How do hormones work?

Each hormone has a unique chemical structure that also gives it a unique pattern of electrical charges. The theory of hormone action is that on a target cell’s surface are receptor sites, in the form of a molecule-sized pit or slot, into which one hormone fits like a key in a lock. Once inserted, the result is a change in the cell’s function – it takes in more glucose, or releases some of its contents, or makes more of a certain product. The theory explains specificity of hormones: for example, nearly all body cells possess receptors for thyroxine (a thyroid hormone) but only kidney cells have receptors for ADH.

Local hormones

A number of chemical substances are secreted by some cells of the body that have an effect only on cells in their close vicinity. These substances are sometimes known as local or tissue hormones. Examples of local hormones are gastrin, histamine, serotonin and prostaglandins.

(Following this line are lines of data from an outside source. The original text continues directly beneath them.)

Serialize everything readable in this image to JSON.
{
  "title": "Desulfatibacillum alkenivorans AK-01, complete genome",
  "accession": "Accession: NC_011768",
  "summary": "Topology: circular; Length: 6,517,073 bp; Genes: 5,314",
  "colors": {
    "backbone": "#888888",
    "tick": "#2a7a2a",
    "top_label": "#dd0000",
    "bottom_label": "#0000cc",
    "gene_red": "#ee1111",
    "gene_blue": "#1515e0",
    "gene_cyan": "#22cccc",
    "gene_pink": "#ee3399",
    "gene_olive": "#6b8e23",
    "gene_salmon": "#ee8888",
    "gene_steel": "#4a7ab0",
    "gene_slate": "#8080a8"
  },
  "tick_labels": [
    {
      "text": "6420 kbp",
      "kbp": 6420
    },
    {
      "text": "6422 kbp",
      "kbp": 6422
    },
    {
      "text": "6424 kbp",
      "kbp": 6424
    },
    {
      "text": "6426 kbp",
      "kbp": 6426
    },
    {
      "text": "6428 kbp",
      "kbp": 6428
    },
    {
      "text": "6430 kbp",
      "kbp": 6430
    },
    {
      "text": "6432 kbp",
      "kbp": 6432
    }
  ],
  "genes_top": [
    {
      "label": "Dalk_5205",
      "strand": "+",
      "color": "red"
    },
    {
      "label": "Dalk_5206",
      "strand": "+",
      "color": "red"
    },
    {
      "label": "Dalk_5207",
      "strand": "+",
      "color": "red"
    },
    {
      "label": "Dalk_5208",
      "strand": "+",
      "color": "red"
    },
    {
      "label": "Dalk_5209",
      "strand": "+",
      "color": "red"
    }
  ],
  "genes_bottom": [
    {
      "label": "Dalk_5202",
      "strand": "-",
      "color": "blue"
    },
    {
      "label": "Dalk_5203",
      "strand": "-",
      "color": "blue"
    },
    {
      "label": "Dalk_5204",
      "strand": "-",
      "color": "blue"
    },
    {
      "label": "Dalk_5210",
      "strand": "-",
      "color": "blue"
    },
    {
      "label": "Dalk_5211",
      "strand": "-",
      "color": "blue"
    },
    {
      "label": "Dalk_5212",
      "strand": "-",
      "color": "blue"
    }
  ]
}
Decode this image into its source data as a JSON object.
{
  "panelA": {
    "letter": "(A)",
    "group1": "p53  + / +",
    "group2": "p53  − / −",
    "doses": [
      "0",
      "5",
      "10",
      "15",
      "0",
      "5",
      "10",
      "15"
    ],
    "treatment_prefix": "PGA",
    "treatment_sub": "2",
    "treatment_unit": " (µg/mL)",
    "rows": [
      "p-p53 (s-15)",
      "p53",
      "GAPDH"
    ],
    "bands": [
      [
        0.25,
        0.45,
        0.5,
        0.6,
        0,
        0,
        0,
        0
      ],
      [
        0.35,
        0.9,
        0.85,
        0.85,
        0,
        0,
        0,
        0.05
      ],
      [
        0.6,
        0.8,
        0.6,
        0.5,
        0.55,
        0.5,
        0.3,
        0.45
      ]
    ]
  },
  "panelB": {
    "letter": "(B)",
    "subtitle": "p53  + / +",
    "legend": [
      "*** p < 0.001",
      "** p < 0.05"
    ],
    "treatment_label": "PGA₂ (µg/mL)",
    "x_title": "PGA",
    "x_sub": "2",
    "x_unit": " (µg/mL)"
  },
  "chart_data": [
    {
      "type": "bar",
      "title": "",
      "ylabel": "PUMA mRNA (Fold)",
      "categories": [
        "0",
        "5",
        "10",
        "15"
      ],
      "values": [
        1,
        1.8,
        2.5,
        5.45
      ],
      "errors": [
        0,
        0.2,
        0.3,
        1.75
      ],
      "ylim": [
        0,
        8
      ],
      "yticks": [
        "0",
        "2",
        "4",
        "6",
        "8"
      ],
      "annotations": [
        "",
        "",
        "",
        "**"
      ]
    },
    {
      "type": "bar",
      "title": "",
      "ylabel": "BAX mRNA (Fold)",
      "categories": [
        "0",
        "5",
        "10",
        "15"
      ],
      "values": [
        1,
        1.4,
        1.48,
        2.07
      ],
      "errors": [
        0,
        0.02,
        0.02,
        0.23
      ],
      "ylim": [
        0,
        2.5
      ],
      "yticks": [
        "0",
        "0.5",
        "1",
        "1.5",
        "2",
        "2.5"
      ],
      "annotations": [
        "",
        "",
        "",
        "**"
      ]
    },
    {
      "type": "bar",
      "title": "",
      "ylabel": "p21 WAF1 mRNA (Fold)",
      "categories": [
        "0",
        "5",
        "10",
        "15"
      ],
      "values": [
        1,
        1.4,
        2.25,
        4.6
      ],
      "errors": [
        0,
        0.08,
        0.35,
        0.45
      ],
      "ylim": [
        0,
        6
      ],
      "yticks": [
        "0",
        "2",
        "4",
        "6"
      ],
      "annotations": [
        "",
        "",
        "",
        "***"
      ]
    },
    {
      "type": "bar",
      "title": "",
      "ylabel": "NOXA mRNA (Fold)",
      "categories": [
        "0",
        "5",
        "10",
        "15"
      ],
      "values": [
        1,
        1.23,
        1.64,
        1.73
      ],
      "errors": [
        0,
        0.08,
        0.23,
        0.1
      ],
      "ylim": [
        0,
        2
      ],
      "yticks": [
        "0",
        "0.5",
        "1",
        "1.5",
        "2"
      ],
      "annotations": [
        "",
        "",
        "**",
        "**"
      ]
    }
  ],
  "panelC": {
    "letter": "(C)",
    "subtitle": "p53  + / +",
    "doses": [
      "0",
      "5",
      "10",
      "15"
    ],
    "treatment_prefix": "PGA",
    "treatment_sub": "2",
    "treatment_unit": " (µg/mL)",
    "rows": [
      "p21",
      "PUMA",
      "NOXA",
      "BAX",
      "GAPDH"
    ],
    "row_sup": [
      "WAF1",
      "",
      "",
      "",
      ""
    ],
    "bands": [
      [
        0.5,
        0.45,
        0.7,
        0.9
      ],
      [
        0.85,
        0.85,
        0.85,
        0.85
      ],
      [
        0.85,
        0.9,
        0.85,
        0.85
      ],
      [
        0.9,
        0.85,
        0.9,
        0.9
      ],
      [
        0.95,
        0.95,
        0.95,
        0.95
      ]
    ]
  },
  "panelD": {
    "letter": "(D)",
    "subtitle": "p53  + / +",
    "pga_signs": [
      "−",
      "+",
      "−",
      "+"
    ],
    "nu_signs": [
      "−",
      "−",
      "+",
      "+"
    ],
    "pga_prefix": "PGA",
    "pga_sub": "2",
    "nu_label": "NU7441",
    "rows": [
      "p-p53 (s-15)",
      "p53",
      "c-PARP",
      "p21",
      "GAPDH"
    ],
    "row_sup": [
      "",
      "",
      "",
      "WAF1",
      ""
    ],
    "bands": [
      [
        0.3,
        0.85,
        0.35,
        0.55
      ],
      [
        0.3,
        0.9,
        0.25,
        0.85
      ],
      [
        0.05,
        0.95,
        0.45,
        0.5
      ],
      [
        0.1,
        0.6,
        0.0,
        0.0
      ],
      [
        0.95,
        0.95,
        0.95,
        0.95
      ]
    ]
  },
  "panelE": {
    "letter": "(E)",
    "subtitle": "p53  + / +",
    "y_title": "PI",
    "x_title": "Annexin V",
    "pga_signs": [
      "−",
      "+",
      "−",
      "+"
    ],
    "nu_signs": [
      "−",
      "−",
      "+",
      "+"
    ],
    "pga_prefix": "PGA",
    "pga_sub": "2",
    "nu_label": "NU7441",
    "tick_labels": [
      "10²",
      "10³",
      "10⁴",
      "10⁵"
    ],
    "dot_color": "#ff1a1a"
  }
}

Gastrin is secreted by certain cells in the lower part of the stomach wall in response to food intake. It stimulates glands in the stomach to secrete hydrochloric acid, which facilitates food digestion. Histamine and serotonin are released by specialized cells – present in nearly all the tissues of the body – in response to local tissue damage such as a burn or an infection. These chemical substances cause the small blood vessels to widen and leak fluid and proteins into the surrounding, damaged tissue, to speed healing. These changes account for the inflammation and swelling seen after tissue damage. Histamine release is also responsible for some allergic reactions, including hay fever and urticaria or nettle rash. Prostaglandins are also known to be widespread in the body. They are released into nearby tissue fluids and have a variety of local effects, including widening (or even, sometimes, narrowing) of blood vessels, slowing down blood clotting, induction of uterine contractions in labour, physiological changes in the ovary, and relaxation of the bronchial muscles in the lungs. They are released in inflamed tissues and may mimic the action of other hormones. Their precise role in the body is still under investigation.